L’Accademia Nazionale di Agricoltura, ponendo particolare attenzione ai danni causati alle aziende agricole dagli eventi alluvionali della primavera del 2023, valuta l’impatto attuale e considera con particolare e attenta preoccupazione il possibile degrado dei terreni nel medio e lungo periodo.
Su sollecitazione dell’Unione Nazionale Contoterzisti Agromeccanici ed Industriali (UNCAI), dell’Associazione Italiana Foraggi Essiccati (AIFE), dell’ Associazione Provinciale Imprese Agricole Meccanico-Agricole-Industriali (APIMAI) di Ravenna, della Società Cooperativa Agricola Agrintesa, l’Accademia espone le diverse proposte per un corretto intervento di ripristino e di bonifica delle terre agricole maggiormente impattate dall’alluvione e per una valutazione oggettiva dei reali danni subiti dalle aziende agricole.

Un aspetto tecnico particolarmente sentito riguarda la perdita di produttività che il suolo agricolo originario può subire se banalmente rimescolato con i sedimenti di copertura, provocando squilibri sia fisici che chimici.

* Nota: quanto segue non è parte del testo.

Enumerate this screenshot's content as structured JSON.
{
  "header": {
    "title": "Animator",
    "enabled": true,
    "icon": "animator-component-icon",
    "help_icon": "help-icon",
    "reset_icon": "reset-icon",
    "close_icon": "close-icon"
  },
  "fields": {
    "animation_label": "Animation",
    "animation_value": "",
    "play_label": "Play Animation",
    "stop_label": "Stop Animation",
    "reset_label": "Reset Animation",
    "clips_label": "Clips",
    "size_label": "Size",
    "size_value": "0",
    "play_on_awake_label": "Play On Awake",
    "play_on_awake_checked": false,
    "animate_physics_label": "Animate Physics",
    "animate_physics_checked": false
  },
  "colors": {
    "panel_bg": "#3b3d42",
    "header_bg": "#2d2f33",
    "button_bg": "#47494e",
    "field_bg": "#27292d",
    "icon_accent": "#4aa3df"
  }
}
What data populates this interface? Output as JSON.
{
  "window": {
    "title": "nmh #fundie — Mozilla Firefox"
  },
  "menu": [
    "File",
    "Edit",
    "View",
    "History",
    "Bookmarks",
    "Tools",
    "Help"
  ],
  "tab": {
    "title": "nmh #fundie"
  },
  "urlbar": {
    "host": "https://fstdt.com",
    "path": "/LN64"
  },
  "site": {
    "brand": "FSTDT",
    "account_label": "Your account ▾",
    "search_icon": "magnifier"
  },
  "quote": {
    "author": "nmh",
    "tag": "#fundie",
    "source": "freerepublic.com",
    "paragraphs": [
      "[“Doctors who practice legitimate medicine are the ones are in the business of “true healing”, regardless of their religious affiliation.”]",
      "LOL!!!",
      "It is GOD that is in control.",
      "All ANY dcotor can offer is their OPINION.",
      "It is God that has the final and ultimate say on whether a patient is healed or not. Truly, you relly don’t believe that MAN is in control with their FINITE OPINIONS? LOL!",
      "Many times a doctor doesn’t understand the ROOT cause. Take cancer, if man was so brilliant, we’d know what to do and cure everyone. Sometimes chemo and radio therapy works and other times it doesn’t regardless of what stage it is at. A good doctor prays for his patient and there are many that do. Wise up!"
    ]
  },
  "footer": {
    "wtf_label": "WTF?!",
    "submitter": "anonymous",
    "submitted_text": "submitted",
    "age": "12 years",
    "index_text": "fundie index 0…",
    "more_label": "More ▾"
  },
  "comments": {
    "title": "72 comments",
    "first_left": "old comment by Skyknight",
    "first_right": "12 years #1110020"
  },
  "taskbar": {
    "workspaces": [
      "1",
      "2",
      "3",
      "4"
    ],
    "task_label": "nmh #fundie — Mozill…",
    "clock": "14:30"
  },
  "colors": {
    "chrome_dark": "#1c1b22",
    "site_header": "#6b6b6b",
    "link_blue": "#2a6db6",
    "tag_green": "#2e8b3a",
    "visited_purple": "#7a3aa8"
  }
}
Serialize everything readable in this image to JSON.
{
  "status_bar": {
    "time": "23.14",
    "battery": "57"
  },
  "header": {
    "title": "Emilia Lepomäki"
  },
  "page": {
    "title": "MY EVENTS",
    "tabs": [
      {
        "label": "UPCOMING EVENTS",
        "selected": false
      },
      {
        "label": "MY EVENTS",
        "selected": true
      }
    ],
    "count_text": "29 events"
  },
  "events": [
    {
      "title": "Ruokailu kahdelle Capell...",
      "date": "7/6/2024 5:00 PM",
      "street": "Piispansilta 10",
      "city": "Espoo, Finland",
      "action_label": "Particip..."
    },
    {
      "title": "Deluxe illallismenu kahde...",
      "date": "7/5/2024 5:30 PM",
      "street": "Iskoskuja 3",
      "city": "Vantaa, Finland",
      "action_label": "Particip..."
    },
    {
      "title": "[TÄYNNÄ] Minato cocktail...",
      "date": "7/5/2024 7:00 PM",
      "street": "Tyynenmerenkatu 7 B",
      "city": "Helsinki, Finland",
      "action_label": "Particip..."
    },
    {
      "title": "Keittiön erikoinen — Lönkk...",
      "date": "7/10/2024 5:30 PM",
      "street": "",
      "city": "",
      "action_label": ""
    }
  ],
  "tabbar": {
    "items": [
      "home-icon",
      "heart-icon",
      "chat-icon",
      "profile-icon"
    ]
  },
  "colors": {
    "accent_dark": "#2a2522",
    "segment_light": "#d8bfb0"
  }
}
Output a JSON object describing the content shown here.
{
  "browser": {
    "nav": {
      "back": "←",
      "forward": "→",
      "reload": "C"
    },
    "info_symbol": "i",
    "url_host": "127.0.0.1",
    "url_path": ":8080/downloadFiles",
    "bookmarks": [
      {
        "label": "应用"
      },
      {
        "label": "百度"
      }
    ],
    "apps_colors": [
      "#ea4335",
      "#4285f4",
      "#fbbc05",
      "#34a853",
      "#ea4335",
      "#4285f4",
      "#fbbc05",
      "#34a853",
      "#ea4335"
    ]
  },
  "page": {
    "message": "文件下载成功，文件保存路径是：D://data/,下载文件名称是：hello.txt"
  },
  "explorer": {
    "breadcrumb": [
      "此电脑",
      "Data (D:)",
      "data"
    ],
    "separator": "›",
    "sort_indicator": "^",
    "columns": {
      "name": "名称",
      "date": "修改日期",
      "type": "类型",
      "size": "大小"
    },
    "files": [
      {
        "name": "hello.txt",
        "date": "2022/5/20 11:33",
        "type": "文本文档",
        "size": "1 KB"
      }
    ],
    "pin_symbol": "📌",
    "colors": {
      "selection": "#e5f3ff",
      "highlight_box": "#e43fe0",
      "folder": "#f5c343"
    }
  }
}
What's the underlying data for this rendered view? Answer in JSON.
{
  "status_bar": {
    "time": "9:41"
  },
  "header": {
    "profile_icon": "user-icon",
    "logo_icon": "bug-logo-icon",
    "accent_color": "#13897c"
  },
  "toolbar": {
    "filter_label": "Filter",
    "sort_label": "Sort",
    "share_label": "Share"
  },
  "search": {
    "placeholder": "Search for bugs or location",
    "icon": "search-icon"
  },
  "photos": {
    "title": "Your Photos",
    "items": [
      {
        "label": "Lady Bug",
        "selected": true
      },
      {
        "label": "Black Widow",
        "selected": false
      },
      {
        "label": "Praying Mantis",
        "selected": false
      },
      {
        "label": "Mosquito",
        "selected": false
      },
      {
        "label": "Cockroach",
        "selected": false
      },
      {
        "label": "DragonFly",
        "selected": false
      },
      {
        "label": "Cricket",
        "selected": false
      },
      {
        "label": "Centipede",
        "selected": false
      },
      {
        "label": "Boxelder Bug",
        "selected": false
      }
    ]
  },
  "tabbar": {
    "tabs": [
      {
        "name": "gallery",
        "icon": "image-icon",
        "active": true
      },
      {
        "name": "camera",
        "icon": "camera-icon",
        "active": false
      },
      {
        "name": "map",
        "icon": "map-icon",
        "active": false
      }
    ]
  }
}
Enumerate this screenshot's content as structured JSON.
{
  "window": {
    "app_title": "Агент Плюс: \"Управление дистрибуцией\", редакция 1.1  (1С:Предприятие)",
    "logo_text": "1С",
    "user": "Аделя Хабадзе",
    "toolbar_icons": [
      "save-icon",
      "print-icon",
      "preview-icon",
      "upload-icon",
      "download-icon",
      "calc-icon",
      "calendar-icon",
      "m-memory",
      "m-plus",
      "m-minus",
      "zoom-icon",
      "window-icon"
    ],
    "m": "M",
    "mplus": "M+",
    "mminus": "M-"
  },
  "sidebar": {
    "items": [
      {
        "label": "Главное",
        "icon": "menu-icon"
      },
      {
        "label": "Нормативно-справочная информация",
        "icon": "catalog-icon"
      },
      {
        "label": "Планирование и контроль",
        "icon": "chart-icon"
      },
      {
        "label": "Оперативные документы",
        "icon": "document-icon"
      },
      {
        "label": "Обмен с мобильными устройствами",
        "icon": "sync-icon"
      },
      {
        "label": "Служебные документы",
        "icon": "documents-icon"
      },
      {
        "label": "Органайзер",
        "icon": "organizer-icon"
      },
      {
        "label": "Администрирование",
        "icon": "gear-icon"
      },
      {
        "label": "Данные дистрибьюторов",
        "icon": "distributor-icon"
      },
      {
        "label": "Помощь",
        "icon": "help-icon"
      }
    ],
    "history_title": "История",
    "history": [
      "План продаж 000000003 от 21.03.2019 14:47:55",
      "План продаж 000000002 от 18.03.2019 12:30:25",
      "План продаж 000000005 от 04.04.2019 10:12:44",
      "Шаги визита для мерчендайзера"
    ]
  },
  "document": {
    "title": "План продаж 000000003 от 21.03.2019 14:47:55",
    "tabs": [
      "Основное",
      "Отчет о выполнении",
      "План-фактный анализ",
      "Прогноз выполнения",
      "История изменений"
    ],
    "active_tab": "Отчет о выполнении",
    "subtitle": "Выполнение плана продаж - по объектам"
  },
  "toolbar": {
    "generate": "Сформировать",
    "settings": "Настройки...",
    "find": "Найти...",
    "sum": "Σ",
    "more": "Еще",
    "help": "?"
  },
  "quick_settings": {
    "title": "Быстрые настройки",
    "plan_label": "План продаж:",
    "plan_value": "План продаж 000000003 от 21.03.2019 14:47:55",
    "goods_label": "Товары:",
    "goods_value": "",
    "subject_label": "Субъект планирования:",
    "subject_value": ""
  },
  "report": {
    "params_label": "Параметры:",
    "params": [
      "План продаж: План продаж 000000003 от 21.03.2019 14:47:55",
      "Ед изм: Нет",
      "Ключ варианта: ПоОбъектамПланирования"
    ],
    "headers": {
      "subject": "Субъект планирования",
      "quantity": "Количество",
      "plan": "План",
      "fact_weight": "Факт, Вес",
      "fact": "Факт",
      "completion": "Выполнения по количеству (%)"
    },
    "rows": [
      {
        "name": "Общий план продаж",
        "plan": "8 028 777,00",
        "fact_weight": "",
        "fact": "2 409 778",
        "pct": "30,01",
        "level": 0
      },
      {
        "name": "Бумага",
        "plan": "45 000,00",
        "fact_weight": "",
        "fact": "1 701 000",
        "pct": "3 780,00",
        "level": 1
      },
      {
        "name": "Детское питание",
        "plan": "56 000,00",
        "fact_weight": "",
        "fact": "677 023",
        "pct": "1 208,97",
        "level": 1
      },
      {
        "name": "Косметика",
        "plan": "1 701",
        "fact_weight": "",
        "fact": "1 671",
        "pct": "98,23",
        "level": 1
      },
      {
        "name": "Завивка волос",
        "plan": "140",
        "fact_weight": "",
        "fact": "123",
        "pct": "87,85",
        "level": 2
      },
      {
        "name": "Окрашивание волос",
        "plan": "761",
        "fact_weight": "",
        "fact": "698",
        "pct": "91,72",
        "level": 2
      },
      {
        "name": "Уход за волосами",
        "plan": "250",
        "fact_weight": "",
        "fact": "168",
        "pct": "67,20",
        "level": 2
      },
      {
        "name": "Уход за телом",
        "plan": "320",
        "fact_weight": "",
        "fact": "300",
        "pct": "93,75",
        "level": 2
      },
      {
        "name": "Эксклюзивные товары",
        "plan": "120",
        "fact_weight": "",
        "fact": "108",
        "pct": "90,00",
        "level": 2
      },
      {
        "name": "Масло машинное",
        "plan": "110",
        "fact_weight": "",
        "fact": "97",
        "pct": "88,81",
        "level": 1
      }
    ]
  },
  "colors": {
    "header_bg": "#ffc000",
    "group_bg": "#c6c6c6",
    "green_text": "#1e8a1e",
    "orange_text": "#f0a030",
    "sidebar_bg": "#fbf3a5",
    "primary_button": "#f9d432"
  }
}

Tra i vari argomenti da trattare legati agli eventi alluvionali sono stati esposti e discussi i temi relativi al “comportamento fisico dei sedimenti alluvionali e considerazioni per il possibile reintegro” e alle “Caratteristiche chimiche dei sedimenti alluvionali e proposte per un loro recupero in suoli ricostituiti”.
Questi ultimi argomenti sono stati esposti dal Prof. Gilmo Vianello (Vice Presidente dell’Accademia Nazionale di Agricoltura) Prof. Livia Vittori Antisari (Alma Mater Università di Bologna); Dott. Paolo Manfredi (Presidente Ecosistemi srl).